In reaction to the cancellation of the cardiac bundled payment program, American College of Cardiology President Dr. Mary Norine Walsh stated, “The [ACC] will continue to work with CMS on opportunities for clinicians to participate meaningfully in Advanced Alternative Payment Models. As we move from volume-based care to value-based care, the path forward is challenging and we must work together to find solutions.”
- HHS is proposing to eliminate some mandatory bundled payment programs, including those for heart attacks and those for hip and femur fractures, according to a rule title posted late last week.
- The bundled payment programs have been delayed multiple times, and the cardiac bundled payment program was set to begin in January 2018.
- Eliminating the bundling programs would also remove one of the ways providers can qualify for MACRA’s 5% advanced payment model bonus, Axios reported.
The attempt to stop the programs isn’t much of a surprise, considering the frequent delays and HHS Secretary Tom Price’s multiple statements criticizing mandatory bundling programs.

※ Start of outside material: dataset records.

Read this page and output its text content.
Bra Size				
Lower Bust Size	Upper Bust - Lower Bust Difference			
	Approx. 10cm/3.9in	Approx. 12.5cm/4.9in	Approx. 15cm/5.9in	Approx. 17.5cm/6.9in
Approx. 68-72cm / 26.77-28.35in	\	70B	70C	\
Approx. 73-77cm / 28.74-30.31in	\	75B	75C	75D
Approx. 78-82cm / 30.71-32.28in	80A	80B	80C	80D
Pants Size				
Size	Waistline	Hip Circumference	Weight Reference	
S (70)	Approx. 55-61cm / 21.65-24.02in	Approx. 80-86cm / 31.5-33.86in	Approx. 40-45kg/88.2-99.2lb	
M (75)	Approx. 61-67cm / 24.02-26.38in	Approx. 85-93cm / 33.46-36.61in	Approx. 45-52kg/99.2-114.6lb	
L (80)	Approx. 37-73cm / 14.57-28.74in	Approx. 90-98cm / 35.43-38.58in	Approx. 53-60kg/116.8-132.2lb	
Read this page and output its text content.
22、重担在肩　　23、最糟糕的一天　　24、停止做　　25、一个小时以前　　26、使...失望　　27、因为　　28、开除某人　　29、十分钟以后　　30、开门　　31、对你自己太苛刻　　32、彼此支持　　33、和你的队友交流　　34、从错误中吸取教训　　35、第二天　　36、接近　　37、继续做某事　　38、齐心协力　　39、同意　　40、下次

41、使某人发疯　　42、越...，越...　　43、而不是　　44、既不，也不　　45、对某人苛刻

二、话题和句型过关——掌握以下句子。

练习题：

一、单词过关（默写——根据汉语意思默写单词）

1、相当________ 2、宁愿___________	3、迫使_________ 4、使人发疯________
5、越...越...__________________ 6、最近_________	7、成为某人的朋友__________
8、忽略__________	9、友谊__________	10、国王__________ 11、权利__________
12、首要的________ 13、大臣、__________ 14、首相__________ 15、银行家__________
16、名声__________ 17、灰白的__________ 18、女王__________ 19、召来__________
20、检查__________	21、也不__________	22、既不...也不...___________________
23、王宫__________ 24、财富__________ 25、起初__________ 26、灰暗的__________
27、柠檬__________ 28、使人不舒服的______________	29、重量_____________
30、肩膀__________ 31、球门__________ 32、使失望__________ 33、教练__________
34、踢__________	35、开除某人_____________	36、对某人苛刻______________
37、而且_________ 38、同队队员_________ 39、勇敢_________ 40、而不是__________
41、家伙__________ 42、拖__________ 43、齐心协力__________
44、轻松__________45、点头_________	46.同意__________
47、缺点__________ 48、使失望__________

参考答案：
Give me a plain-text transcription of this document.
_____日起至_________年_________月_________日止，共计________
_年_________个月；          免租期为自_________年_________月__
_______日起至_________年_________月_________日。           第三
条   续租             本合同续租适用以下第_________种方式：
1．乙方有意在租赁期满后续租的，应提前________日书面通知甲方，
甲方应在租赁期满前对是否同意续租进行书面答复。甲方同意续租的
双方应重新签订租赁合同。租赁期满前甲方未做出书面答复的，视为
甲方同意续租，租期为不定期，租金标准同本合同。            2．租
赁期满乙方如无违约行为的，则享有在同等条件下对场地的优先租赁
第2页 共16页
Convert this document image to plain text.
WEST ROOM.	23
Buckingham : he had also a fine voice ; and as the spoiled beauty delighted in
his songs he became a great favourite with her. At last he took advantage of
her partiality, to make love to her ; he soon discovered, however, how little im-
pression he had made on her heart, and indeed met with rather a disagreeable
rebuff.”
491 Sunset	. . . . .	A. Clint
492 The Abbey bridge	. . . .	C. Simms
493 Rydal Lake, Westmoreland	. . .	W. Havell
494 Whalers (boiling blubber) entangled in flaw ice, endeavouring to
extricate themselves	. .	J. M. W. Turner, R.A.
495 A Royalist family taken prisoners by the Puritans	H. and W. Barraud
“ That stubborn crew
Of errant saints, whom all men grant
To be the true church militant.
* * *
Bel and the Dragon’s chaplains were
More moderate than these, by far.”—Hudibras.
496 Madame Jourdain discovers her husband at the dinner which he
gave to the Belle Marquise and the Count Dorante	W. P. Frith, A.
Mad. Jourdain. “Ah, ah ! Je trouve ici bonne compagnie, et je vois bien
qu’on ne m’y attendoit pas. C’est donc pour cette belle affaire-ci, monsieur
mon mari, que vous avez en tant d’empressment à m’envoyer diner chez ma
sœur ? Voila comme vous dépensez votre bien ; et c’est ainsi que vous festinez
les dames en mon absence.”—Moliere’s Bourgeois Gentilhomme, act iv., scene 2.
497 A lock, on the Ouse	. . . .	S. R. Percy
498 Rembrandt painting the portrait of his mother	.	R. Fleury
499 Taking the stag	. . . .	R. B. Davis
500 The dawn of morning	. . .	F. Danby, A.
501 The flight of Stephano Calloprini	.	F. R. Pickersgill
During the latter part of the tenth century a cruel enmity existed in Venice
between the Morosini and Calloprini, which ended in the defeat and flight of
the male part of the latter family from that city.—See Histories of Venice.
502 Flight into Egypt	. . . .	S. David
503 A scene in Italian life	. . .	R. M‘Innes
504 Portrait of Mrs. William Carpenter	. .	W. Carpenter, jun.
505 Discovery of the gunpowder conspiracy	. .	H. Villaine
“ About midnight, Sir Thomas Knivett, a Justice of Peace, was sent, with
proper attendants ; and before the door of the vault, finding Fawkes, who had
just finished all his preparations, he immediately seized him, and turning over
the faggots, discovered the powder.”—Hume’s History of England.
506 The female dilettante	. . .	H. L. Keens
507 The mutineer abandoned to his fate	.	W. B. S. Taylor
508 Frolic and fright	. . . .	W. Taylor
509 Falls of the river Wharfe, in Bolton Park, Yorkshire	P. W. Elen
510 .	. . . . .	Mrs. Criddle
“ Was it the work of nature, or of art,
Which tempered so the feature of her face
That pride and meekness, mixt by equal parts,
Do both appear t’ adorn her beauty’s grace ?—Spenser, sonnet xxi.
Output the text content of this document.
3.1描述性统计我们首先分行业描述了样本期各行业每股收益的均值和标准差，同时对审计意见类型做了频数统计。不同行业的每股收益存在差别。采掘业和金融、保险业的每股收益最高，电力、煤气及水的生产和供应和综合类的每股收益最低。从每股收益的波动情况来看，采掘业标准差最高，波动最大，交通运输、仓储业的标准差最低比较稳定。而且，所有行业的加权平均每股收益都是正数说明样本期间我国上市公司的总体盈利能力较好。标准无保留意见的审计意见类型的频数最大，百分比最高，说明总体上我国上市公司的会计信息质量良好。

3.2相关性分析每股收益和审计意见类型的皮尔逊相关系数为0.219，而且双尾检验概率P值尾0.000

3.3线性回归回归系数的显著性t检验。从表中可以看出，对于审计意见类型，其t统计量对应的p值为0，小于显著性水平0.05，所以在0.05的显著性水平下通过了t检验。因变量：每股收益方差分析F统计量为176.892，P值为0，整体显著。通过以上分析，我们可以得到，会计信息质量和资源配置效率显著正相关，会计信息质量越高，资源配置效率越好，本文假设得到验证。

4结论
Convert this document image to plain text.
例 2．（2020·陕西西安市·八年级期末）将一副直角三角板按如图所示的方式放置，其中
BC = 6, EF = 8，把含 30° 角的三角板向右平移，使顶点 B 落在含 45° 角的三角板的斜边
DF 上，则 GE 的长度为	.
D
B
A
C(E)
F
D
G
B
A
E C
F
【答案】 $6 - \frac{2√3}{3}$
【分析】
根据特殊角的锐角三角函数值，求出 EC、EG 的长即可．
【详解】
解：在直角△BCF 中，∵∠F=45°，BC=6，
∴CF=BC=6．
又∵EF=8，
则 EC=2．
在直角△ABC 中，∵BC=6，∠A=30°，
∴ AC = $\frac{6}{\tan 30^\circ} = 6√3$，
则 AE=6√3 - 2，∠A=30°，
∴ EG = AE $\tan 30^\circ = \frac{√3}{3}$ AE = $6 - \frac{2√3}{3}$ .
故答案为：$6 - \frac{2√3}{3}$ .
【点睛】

Price has said the programs are high-risk and take needed flexibility away from providers.
The American Hospital Association has resisted the mandatory programs, saying they are moving too quickly and have not been tested enough. The organization isn’t opposed to bundled payment in general, but many policy experts say the programs need to be mandatory for systemic change to be achieved, and for reliable research on the results. Those results have been mixed so far, but are mostly positive. Bundled payments have been shown to reduce costs without sacrificing care quality.
The bundled payment programs were a product of the Center for Medicare and Medicaid Innovation, which recently lost its director, Patrick Conway, to Blue Cross Blue Shield of North Carolina.
Still, the model isn’t likely to go away, Archway CEO David Terry recently told Healthcare Dive. Bundled payments are positive for providers and aligns their interests with those of payers and patients, he said.
“In this scenario, acute care will ultimately constitute a smaller component than currently, so hospital payments could well shrink," he said. "However, if hospitals take the appropriate action they can sustain and even grow their bottom lines by more coordinated and prudent use of resources.”